A direita e as elites brasileiras não querem perder suas margens de lucro e pretendem desgastar a imagem do governo, inviabilizando que as propostas de campanha de Lula sejam implementadas. Isso nos coloca em um movimento mais amplo de resistência ao neoliberalismo em nossa região. Desse modo, a derrota das forças conservadoras está intimamente articulada às lutas anti-imperialistas. Em um contexto de intensa disputa da hegemonia global, as potências imperialistas buscam reforçar o domínio sob a região latino-americana e caribenha, impedindo que uma nova onda progressista se fortaleça. Assim, a elite brasileira não pretende abrir mão de seus privilégios e distribuir o mínimo de direitos, por isso está alinhada com os interesses das empresas transnacionais e das potências colonialistas, é comprometida com um projeto político de continuidade da extração de valor da nossa região para os países do capitalismo central.
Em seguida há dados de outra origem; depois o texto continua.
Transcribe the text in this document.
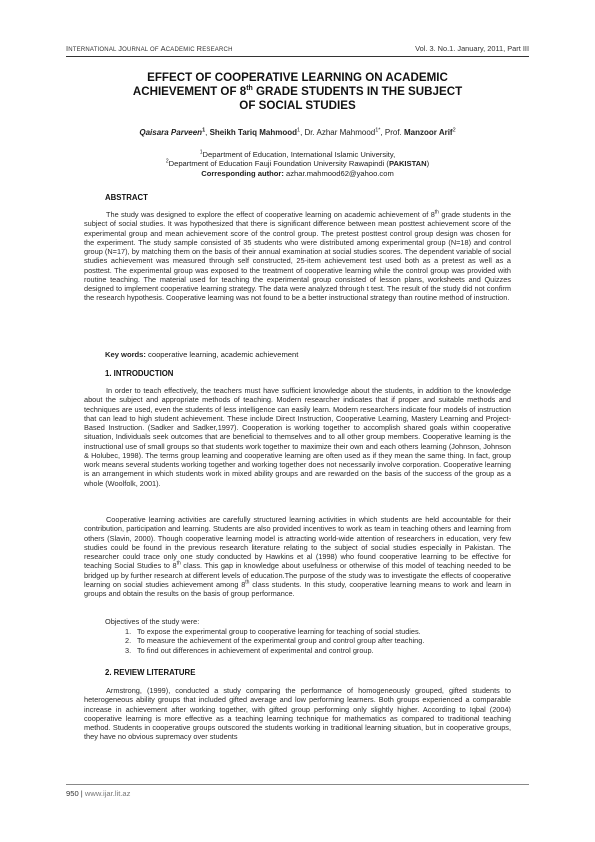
INTERNATIONAL JOURNAL OF ACADEMIC RESEARCH	Vol. 3. No.1. January, 2011, Part III
EFFECT OF COOPERATIVE LEARNING ON ACADEMIC
ACHIEVEMENT OF 8th GRADE STUDENTS IN THE SUBJECT
OF SOCIAL STUDIES
Qaisara Parveen$^1$, Sheikh Tariq Mahmood$^1$, Dr. Azhar Mahmood$^{1*}$, Prof. Manzoor Arif$^2$
$^1$Department of Education, International Islamic University,
$^2$Department of Education Fauji Foundation University Rawapindi (PAKISTAN)
Corresponding author: azhar.mahmood62@yahoo.com
ABSTRACT
The study was designed to explore the effect of cooperative learning on academic achievement of 8th grade students in the subject of social studies. It was hypothesized that there is significant difference between mean posttest achievement score of the experimental group and mean achievement score of the control group. The pretest posttest control group design was chosen for the experiment. The study sample consisted of 35 students who were distributed among experimental group (N=18) and control group (N=17), by matching them on the basis of their annual examination at social studies scores. The dependent variable of social studies achievement was measured through self constructed, 25-item achievement test used both as a pretest as well as a posttest. The experimental group was exposed to the treatment of cooperative learning while the control group was provided with routine teaching. The material used for teaching the experimental group consisted of lesson plans, worksheets and Quizzes designed to implement cooperative learning strategy. The data were analyzed through t test. The result of the study did not confirm the research hypothesis. Cooperative learning was not found to be a better instructional strategy than routine method of instruction.
Key words: cooperative learning, academic achievement
1. INTRODUCTION
In order to teach effectively, the teachers must have sufficient knowledge about the students, in addition to the knowledge about the subject and appropriate methods of teaching. Modern researcher indicates that if proper and suitable methods and techniques are used, even the students of less intelligence can easily learn. Modern researchers indicate four models of instruction that can lead to high student achievement. These include Direct Instruction, Cooperative Learning, Mastery Learning and Project-Based Instruction. (Sadker and Sadker,1997). Cooperation is working together to accomplish shared goals within cooperative situation, Individuals seek outcomes that are beneficial to themselves and to all other group members. Cooperative learning is the instructional use of small groups so that students work together to maximize their own and each others learning (Johnson, Johnson & Holubec, 1998). The terms group learning and cooperative learning are often used as if they mean the same thing. In fact, group work means several students working together and working together does not necessarily involve corporation. Cooperative learning is an arrangement in which students work in mixed ability groups and are rewarded on the basis of the success of the group as a whole (Woolfolk, 2001).
Cooperative learning activities are carefully structured learning activities in which students are held accountable for their contribution, participation and learning. Students are also provided incentives to work as team in teaching others and learning from others (Slavin, 2000). Though cooperative learning model is attracting world-wide attention of researchers in education, very few studies could be found in the previous research literature relating to the subject of social studies especially in Pakistan. The researcher could trace only one study conducted by Hawkins et al (1998) who found cooperative learning to be effective for teaching Social Studies to 8th class. This gap in knowledge about usefulness or otherwise of this model of teaching needed to be bridged up by further research at different levels of education.The purpose of the study was to investigate the effects of cooperative learning on social studies achievement among 8th class students. In this study, cooperative learning means to work and learn in groups and obtain the results on the basis of group performance.
Objectives of the study were:
1. To expose the experimental group to cooperative learning for teaching of social studies.
2. To measure the achievement of the experimental group and control group after teaching.
3. To find out differences in achievement of experimental and control group.
2. REVIEW LITERATURE
Armstrong, (1999), conducted a study comparing the performance of homogeneously grouped, gifted students to heterogeneous ability groups that included gifted average and low performing learners. Both groups experienced a comparable increase in achievement after working together, with gifted group performing only slightly higher. According to Iqbal (2004) cooperative learning is more effective as a teaching learning technique for mathematics as compared to traditional teaching method. Students in cooperative groups outscored the students working in traditional learning situation, but in cooperative groups, they have no obvious supremacy over students
950 | www.ijar.lit.az
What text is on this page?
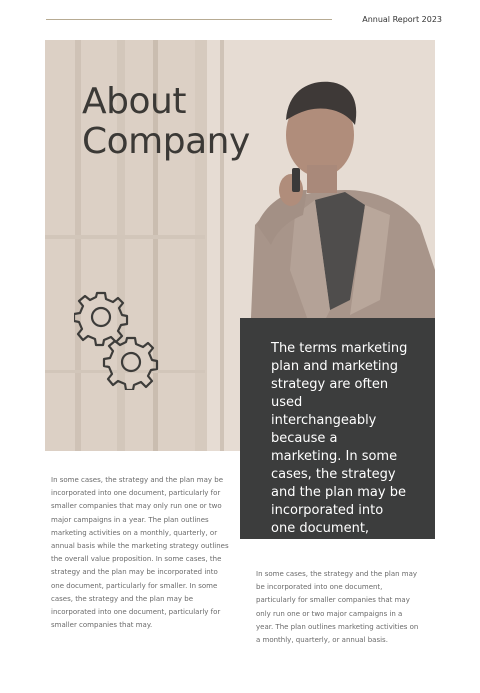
Annual Report 2023
About
Company

The terms marketing plan and marketing strategy are often used interchangeably because a marketing. In some cases, the strategy and the plan may be incorporated into one document, particularly for smaller.

In some cases, the strategy and the plan may be incorporated into one document, particularly for smaller companies that may only run one or two major campaigns in a year. The plan outlines marketing activities on a monthly, quarterly, or annual basis while the marketing strategy outlines the overall value proposition. In some cases, the strategy and the plan may be incorporated into one document, particularly for smaller. In some cases, the strategy and the plan may be incorporated into one document, particularly for smaller companies that may.

In some cases, the strategy and the plan may be incorporated into one document, particularly for smaller companies that may only run one or two major campaigns in a year. The plan outlines marketing activities on a monthly, quarterly, or annual basis.
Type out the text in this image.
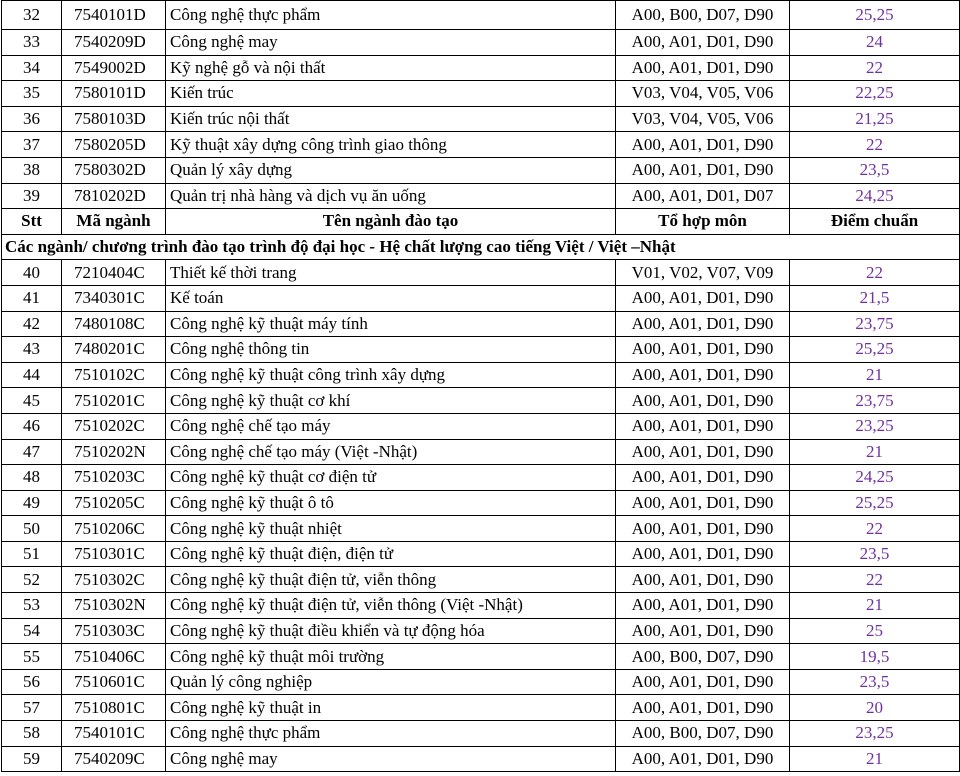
32	7540101D	Công nghệ thực phẩm	A00, B00, D07, D90	25,25
33	7540209D	Công nghệ may	A00, A01, D01, D90	24
34	7549002D	Kỹ nghệ gỗ và nội thất	A00, A01, D01, D90	22
35	7580101D	Kiến trúc	V03, V04, V05, V06	22,25
36	7580103D	Kiến trúc nội thất	V03, V04, V05, V06	21,25
37	7580205D	Kỹ thuật xây dựng công trình giao thông	A00, A01, D01, D90	22
38	7580302D	Quản lý xây dựng	A00, A01, D01, D90	23,5
39	7810202D	Quản trị nhà hàng và dịch vụ ăn uống	A00, A01, D01, D07	24,25
Stt	Mã ngành	Tên ngành đào tạo	Tổ hợp môn	Điểm chuẩn
Các ngành/ chương trình đào tạo trình độ đại học - Hệ chất lượng cao tiếng Việt / Việt –Nhật				
40	7210404C	Thiết kế thời trang	V01, V02, V07, V09	22
41	7340301C	Kế toán	A00, A01, D01, D90	21,5
42	7480108C	Công nghệ kỹ thuật máy tính	A00, A01, D01, D90	23,75
43	7480201C	Công nghệ thông tin	A00, A01, D01, D90	25,25
44	7510102C	Công nghệ kỹ thuật công trình xây dựng	A00, A01, D01, D90	21
45	7510201C	Công nghệ kỹ thuật cơ khí	A00, A01, D01, D90	23,75
46	7510202C	Công nghệ chế tạo máy	A00, A01, D01, D90	23,25
47	7510202N	Công nghệ chế tạo máy (Việt -Nhật)	A00, A01, D01, D90	21
48	7510203C	Công nghệ kỹ thuật cơ điện tử	A00, A01, D01, D90	24,25
49	7510205C	Công nghệ kỹ thuật ô tô	A00, A01, D01, D90	25,25
50	7510206C	Công nghệ kỹ thuật nhiệt	A00, A01, D01, D90	22
51	7510301C	Công nghệ kỹ thuật điện, điện tử	A00, A01, D01, D90	23,5
52	7510302C	Công nghệ kỹ thuật điện tử, viễn thông	A00, A01, D01, D90	22
53	7510302N	Công nghệ kỹ thuật điện tử, viễn thông (Việt -Nhật)	A00, A01, D01, D90	21
54	7510303C	Công nghệ kỹ thuật điều khiển và tự động hóa	A00, A01, D01, D90	25
55	7510406C	Công nghệ kỹ thuật môi trường	A00, B00, D07, D90	19,5
56	7510601C	Quản lý công nghiệp	A00, A01, D01, D90	23,5
57	7510801C	Công nghệ kỹ thuật in	A00, A01, D01, D90	20
58	7540101C	Công nghệ thực phẩm	A00, B00, D07, D90	23,25
59	7540209C	Công nghệ may	A00, A01, D01, D90	21
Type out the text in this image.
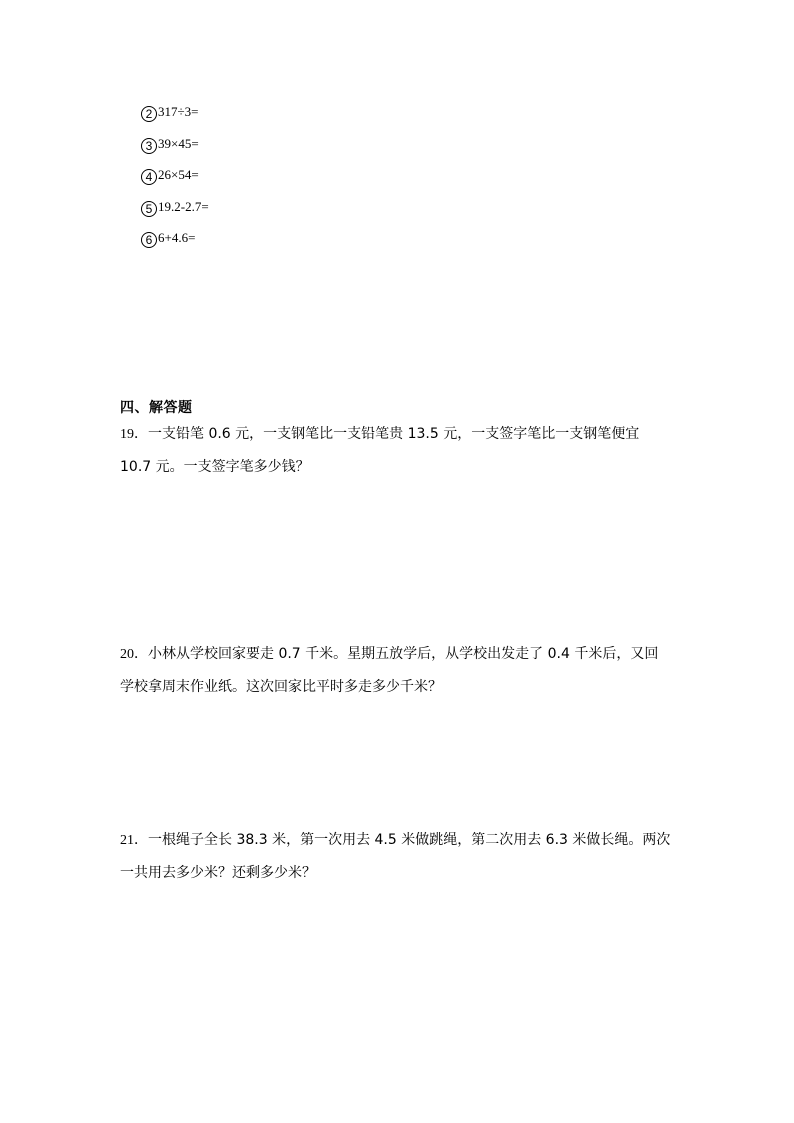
2 317÷3=
3 39×45=
4 26×54=
5 19.2-2.7=
6 6+4.6=
四、解答题
19．一支铅笔 0.6 元，一支钢笔比一支铅笔贵 13.5 元，一支签字笔比一支钢笔便宜
10.7 元。一支签字笔多少钱？
20．小林从学校回家要走 0.7 千米。星期五放学后，从学校出发走了 0.4 千米后，又回
学校拿周末作业纸。这次回家比平时多走多少千米？
21．一根绳子全长 38.3 米，第一次用去 4.5 米做跳绳，第二次用去 6.3 米做长绳。两次
一共用去多少米？还剩多少米？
Obviamente que as lideranças políticas da região estão atentas às movimentações do cenário internacional. Por isso, Lula convocou, na última semana, o "retiro" de presidentes da região, em Brasília. No centro da discussão, estiveram propostas de cooperação e de integração da América do Sul. Em Carta Final, os chefes anunciaram promover uma cooperação voltada à superação das vulnerabilidades e manter um calendário de encontros. Na oportunidade, Pepe Mujica, liderança uruguaia, enviou uma carta a Lula sugerindo que os erros do passado não se repitam e que sejam construídos projetos de integração com os povos, conclamando que os líderes não apenas estejam unidos, mas caminhem juntos.
Jornadas Continentais: um lugar para repensar a integração regional
Nos anos 90, os povos organizados da América Latina resistiram ao Acordo de Livre Comércio das Américas (ALCA), que determinava o aprofundamento da subordinação dos países da região ao imperialismo norte-americano. Essa articulação venceu a iniciativa de aprofundamento da dependência, deixando um legado de organização popular e de integração de mobilizações que alimentou as lutas populares.
Em 2015, inspirados nessa luta, se funda a "Jornada Continental pela Democracia e contra o Neoliberalismo" em Havana, em Cuba. A Jornada Continental é composta por diversos movimentos sociais e organizações da sociedade civil, que têm construído lutas locais, regionais e globais como frentes ao avanço do neoliberalismo, dos ataques à democracia e da retirada dos direitos dos povos da América Latina e do Caribe.
Reunidos em Brasília na semana passada, movimentos e organizações fizeram um balanço das jornadas. Para Nalu Farias, da Marcha Mundial das Mulheres (MMM), o avanço da direita na desestabilização da democracia trouxe muitas reflexões e aprendizados à esquerda, num cenário mais difícil "porque estávamos num contexto mundial de agudização do contexto capital x vida, em que cada vez mais esta ganância, esta força extrativista, neocolonial, se impunha com mais força, com muita perseguição aos movimentos e lideranças", aprofundando, opinou ela, uma racionalidade conservadora.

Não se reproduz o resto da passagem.